–Focus on an island in the western California Delta, say Sherman Island, and consider criteria that engineers rely on for establishing priorities with respect to reducing levee fragility there (the island’s surrounding levees are needed because its productive areas are considerably below water level):
- Criterion 1. Levee fragility priority can be set in terms of the weakest stretch of levee around the island, i.e., the stretch of levee that has the highest probability of failure (Pf). This has obvious implications for collocated elements from different infrastructures, e.g., a very high levee Pf should counsel against plans to place, say, a huge chemical tank facility next to it. (You’d assume commonsense would commend this as well.)
- Criterion 2. Levee fragility priority can be set in terms of the stretch with the highest loss of life (and/or other assets) arising from levee failure. If the levee breaches where most island residents live, then there is considerably less time for evacuation. Clearly, consequences of failure (Cf) are important here, and this criterion is about the levee stretch that has the greatest risk of failure, not just probability of failure.
Sherman Island’s weakest levee stretch, at the time of research, was said to be on the southwest part of the island; the stretch with the greatest loss of life appeared to be on the eastern and south-east side (where most residences seem to be). Other factors constant and from the perspective of Criterion 2, it is better the weakest stretch of levee is on the other side of the island (according to Criterion 1), so as to ensure more time for evacuation.
–A third criterion reflects the extent to which the island’s levee infrastructure is part and parcel of a wider interconnected critical infrastructure system (ICIS):
- Criterion 3. Levee fragility priority can be in terms of stretch that has the greatest risk to the entailed ICIS. ICIS risk of failure is not the same as risk of levee failure only, as stretches of Sherman Island levees are in fact not just elements in the levee system there but also elements in other critical infrastructures. For example, on Sherman Island, there is the levee stretch with Hwy 160 on top; there are also other stretches that serve as the waterside banks of the deepwater shipping channels; there is another stretch that serves to protect a large wetland berm (as fishing and bird habitat). If those stretches of levee fail, so too by definition do elements fail in the deepwater shipping channel, Hwy 160 or the Delta’s endangered habitat.

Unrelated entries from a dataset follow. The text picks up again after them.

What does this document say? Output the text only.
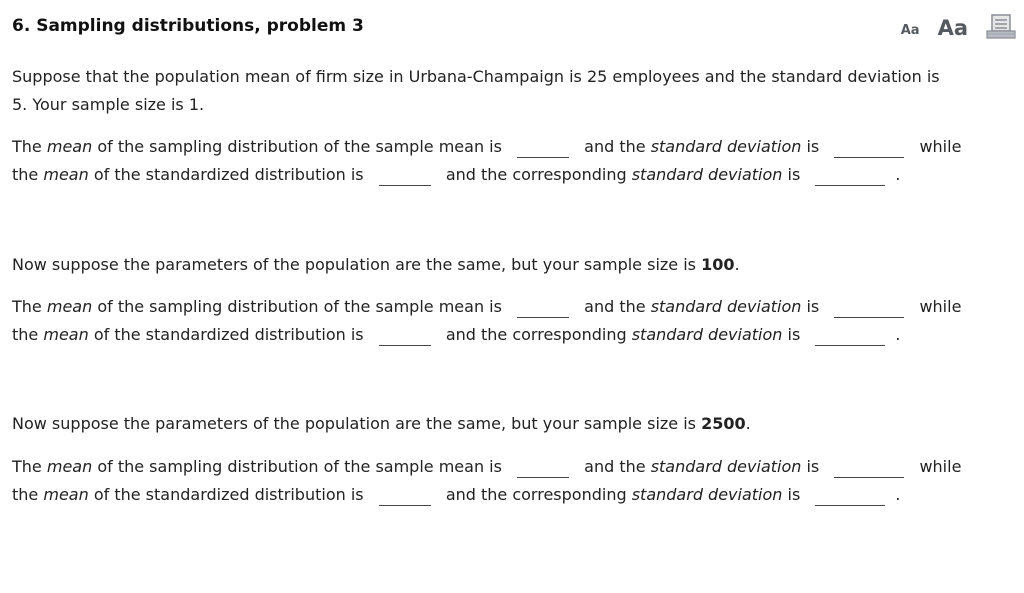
6. Sampling distributions, problem 3	Aa Aa

Suppose that the population mean of firm size in Urbana-Champaign is 25 employees and the standard deviation is
5. Your sample size is 1.

The mean of the sampling distribution of the sample mean is	and the standard deviation is	while
the mean of the standardized distribution is	and the corresponding standard deviation is	.

Now suppose the parameters of the population are the same, but your sample size is 100.

The mean of the sampling distribution of the sample mean is	and the standard deviation is	while
the mean of the standardized distribution is	and the corresponding standard deviation is	.

Now suppose the parameters of the population are the same, but your sample size is 2500.

The mean of the sampling distribution of the sample mean is	and the standard deviation is	while
the mean of the standardized distribution is	and the corresponding standard deviation is	.
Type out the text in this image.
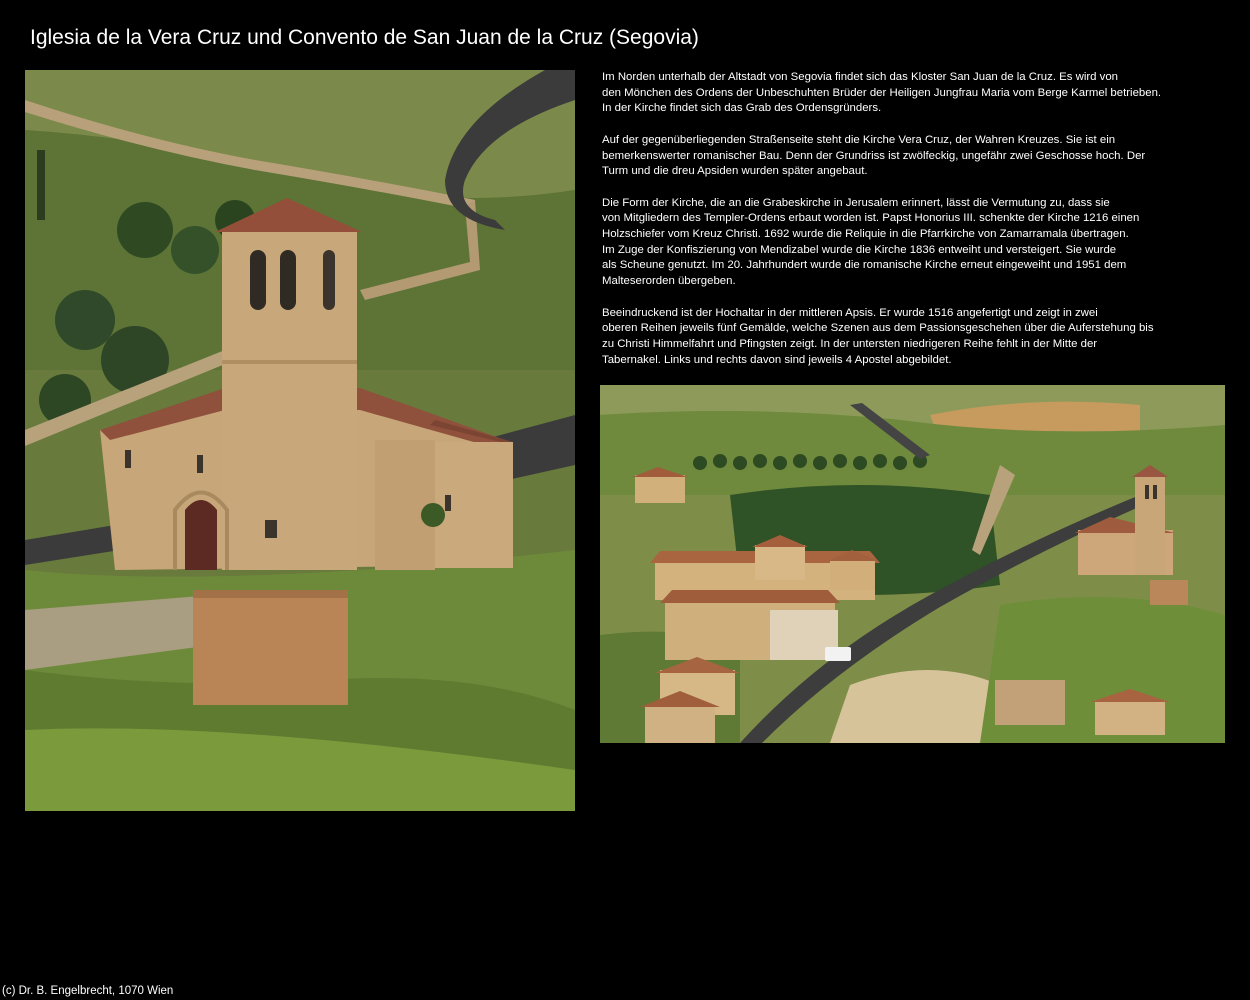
Iglesia de la Vera Cruz und Convento de San Juan de la Cruz (Segovia)

Im Norden unterhalb der Altstadt von Segovia findet sich das Kloster San Juan de la Cruz. Es wird von
den Mönchen des Ordens der Unbeschuhten Brüder der Heiligen Jungfrau Maria vom Berge Karmel betrieben.
In der Kirche findet sich das Grab des Ordensgründers.

Auf der gegenüberliegenden Straßenseite steht die Kirche Vera Cruz, der Wahren Kreuzes. Sie ist ein
bemerkenswerter romanischer Bau. Denn der Grundriss ist zwölfeckig, ungefähr zwei Geschosse hoch. Der
Turm und die dreu Apsiden wurden später angebaut.

Die Form der Kirche, die an die Grabeskirche in Jerusalem erinnert, lässt die Vermutung zu, dass sie
von Mitgliedern des Templer-Ordens erbaut worden ist. Papst Honorius III. schenkte der Kirche 1216 einen
Holzschiefer vom Kreuz Christi. 1692 wurde die Reliquie in die Pfarrkirche von Zamarramala übertragen.
Im Zuge der Konfiszierung von Mendizabel wurde die Kirche 1836 entweiht und versteigert. Sie wurde
als Scheune genutzt. Im 20. Jahrhundert wurde die romanische Kirche erneut eingeweiht und 1951 dem
Malteserorden übergeben.

Beeindruckend ist der Hochaltar in der mittleren Apsis. Er wurde 1516 angefertigt und zeigt in zwei
oberen Reihen jeweils fünf Gemälde, welche Szenen aus dem Passionsgeschehen über die Auferstehung bis
zu Christi Himmelfahrt und Pfingsten zeigt. In der untersten niedrigeren Reihe fehlt in der Mitte der
Tabernakel. Links und rechts davon sind jeweils 4 Apostel abgebildet.

(c) Dr. B. Engelbrecht, 1070 Wien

Criterion 3 compels the risk analyst to ask: What is the effect on the road system or shipping system or wetlands system, when that shared ICIS element on Sherman Island fails? For instance, if a stretch of Hwy 160 fails, road traffic in the Delta would have been detoured; if a stretch of the deepwater shipping channel fails, shipping traffic would have been rerouted to other ports; and so on. Note that in some cases the service cannot continue because there are no default options, e.g., the Sherman Island wetlands berm in terms of its habitat and fish can’t be “rerouted” were its protective levee to fail.
From the perspective of Criterion 3, the risk analyst’s question with respect to the greatest ICIS risk becomes: What infrastructure system that shares one or more ICIS elements on Sherman Island would be affected the most in terms of increasing the probability of its failing as a system, were those Sherman Island elements to fail? The answer: A levee breach anywhere on Sherman Island would increase the probability of the closing the key pumps for the State Water Project. That is, the Pf of the state and federal water projects would increase were Sherman Island to flood, because saltwater would be pulled further up from the San Francisco Bay into the freshwater Delta.
–In short, the three risk assessment criteria—others are possible—differ appreciably as to where risk analysts focus attention in terms of levee fragility: the weakest stretch (Pf) may not be the same stretch whose failure would have the greatest loss of life and property (Cf), while any stretch that failed would pose the greatest ICIS risk (namely, the probability that an ICIS element failing increases the failure of one or more of the constituent systems sharing that element). In the latter case, the risk not only for the adjacent levee system in the western California Delta (i.e., a failure of Sherman Island levees would increase erosion and seepage pressure on islands next to it), but also for the freshwater supply system from the north to the south of the State.
You would expect that calls for more and more “inter-organizational coordination” would have to be prioritized in light of these distinctions. You’d be wrong, worse yet for infrastructures whose technical cores are already so complex as to require the full time attention of their respective reliability professionals.